"He doesn't even wear a hat!"
This extraordinary drama of bygone manners here turns its attention, in an oblique manner, to politics, as Sterling Cooper is set to handle Nixon's presidential campaign. Nixon va Kennedy is seen partly, as in the original meeting, as a clash of the generations. But it's also about social class: Betty is upset to see Helen Bishop in the supermarket and be accused of being a pervert after what happened with little Glen. You can nsymathise with her... but she slaps Helen and then proceeds to close ranks against the working single mother with her snooty friends, and to note that "I hate Kennedy" just to spite her.
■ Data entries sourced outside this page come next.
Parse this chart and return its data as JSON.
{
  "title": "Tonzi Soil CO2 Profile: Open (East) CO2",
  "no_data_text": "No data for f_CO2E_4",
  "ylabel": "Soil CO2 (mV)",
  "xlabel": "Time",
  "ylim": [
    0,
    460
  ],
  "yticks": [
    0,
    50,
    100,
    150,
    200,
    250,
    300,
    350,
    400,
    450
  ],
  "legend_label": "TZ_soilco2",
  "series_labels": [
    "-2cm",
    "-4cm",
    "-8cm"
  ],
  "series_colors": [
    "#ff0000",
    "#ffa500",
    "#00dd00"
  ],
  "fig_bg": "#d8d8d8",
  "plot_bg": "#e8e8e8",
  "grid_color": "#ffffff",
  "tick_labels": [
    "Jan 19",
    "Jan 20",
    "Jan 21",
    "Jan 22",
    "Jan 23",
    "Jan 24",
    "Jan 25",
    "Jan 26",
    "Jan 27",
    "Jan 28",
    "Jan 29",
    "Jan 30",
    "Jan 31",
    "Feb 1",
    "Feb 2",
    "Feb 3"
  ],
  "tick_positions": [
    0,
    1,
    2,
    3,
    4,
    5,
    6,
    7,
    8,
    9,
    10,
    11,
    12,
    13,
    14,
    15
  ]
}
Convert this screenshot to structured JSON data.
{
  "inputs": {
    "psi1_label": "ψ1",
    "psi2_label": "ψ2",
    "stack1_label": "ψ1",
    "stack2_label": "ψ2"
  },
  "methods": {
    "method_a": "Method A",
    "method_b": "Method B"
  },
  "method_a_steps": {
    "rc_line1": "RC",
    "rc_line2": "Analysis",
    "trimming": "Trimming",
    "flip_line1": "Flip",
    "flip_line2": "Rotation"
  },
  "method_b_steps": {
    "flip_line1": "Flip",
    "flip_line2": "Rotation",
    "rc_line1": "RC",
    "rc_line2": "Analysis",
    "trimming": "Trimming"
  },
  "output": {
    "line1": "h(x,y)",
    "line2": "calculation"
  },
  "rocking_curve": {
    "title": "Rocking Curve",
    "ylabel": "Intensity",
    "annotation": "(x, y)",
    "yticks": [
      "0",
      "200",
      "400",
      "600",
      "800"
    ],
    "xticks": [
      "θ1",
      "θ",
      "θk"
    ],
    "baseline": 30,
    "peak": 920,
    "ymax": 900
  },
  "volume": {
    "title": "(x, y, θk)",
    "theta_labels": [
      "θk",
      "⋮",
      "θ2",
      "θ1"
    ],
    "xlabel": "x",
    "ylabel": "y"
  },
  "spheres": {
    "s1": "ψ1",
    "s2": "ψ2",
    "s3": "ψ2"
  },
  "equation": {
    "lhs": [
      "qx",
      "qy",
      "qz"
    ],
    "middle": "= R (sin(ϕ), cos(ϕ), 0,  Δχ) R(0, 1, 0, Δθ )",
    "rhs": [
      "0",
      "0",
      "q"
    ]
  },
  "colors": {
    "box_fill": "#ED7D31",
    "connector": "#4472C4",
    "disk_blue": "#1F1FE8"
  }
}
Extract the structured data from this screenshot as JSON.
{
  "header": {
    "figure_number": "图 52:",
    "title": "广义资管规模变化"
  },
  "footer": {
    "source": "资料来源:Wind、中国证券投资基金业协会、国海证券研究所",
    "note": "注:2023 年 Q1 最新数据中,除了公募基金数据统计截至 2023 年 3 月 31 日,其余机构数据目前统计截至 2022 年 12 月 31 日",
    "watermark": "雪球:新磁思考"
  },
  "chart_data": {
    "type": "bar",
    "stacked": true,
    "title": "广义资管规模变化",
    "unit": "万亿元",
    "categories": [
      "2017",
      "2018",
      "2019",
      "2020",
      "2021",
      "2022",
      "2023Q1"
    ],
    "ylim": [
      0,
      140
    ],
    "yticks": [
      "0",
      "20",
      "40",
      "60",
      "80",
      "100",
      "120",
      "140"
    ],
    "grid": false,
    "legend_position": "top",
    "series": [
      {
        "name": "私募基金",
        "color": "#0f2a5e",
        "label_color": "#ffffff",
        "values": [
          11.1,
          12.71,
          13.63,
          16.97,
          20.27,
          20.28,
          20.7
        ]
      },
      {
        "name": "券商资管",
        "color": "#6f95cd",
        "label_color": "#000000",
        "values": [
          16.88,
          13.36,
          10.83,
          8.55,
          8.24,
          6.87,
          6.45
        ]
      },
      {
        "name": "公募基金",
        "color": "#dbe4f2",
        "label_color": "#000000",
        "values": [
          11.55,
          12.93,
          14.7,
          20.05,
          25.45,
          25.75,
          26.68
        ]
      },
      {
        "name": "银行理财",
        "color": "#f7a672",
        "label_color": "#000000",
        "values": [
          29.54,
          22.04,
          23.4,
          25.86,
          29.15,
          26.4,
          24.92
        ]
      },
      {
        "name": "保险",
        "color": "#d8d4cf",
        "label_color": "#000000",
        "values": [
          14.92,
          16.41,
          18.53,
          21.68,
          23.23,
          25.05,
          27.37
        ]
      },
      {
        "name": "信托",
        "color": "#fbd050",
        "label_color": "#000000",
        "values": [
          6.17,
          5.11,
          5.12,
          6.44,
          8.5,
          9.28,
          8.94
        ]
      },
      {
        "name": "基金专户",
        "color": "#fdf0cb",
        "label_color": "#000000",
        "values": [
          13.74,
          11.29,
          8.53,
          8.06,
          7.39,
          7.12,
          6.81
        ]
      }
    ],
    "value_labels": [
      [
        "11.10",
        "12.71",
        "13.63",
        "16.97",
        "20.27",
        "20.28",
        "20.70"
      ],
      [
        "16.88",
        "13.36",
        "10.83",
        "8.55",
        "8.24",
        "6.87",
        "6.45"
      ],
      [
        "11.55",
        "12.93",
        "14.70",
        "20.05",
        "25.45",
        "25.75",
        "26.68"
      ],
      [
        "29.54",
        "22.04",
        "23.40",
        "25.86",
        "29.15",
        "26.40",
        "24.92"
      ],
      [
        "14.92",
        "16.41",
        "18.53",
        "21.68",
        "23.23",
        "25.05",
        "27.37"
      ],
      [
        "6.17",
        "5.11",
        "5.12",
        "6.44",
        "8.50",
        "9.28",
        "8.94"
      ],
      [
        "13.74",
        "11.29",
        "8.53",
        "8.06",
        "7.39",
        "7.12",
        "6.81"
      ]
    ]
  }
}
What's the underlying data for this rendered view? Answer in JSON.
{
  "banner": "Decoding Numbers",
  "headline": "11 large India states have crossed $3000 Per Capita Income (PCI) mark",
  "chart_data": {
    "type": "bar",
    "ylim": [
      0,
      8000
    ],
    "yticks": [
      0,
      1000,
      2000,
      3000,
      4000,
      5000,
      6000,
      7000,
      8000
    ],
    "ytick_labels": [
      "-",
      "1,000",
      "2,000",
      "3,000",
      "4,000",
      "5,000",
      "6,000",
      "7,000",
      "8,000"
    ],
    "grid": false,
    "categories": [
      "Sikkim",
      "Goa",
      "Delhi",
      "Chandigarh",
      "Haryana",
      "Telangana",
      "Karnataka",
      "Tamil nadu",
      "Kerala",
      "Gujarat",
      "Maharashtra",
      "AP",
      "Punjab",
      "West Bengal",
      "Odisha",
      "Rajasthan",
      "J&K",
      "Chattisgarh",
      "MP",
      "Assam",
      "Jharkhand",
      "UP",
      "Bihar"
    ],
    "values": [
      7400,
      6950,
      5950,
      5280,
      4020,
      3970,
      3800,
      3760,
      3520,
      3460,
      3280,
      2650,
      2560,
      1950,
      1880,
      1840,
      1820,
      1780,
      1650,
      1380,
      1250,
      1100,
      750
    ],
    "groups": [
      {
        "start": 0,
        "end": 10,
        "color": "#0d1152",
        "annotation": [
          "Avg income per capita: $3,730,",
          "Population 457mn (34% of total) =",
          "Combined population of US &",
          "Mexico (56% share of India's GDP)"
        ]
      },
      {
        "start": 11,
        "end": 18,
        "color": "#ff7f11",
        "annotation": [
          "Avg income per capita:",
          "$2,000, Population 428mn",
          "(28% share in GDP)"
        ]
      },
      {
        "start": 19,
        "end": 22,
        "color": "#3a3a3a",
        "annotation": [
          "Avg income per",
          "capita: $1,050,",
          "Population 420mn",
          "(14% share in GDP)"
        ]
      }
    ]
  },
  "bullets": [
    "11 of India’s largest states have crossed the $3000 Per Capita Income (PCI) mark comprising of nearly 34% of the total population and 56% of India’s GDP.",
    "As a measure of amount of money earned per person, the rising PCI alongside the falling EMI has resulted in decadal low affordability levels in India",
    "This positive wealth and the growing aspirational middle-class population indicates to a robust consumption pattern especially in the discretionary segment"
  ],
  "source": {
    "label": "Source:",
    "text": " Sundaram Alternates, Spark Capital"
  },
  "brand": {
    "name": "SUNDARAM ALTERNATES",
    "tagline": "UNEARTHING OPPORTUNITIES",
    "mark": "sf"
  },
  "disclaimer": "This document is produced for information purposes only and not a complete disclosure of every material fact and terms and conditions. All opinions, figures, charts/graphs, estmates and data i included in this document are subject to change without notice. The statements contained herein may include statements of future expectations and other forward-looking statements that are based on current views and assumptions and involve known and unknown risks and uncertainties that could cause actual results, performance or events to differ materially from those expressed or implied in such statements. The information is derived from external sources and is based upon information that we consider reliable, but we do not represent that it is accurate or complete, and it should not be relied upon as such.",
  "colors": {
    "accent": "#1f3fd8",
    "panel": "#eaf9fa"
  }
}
Wow.
There's still gender in the mix, though. Don gets a report from his pet Freudian quack on Betty and is told, with extraordinary masculine condescension towards Betty, that she has "the emotions of a child". Women are infantilised, yet the men drink enormous amounts on a weeknight, drive away while bladdered and behatted, and make inappropriate passes at their friends' wives- and Don blames Betty, over whom he has some power by dint of his gender, wen Roger, his boss and thus untouchable, makes a move on her. Ouch. Meanwhile, Pete's marriage is showing some very real cracks and he and Peggy are certainly attracted to each other.
This is a pre-Sixties world of hats, hard drinking and sexual harrassment. It all feels very secure. Yet, with Kennedy in the background and Peggy in the foreground, there may be the green shoots of something new. This is such perfectly observed telly.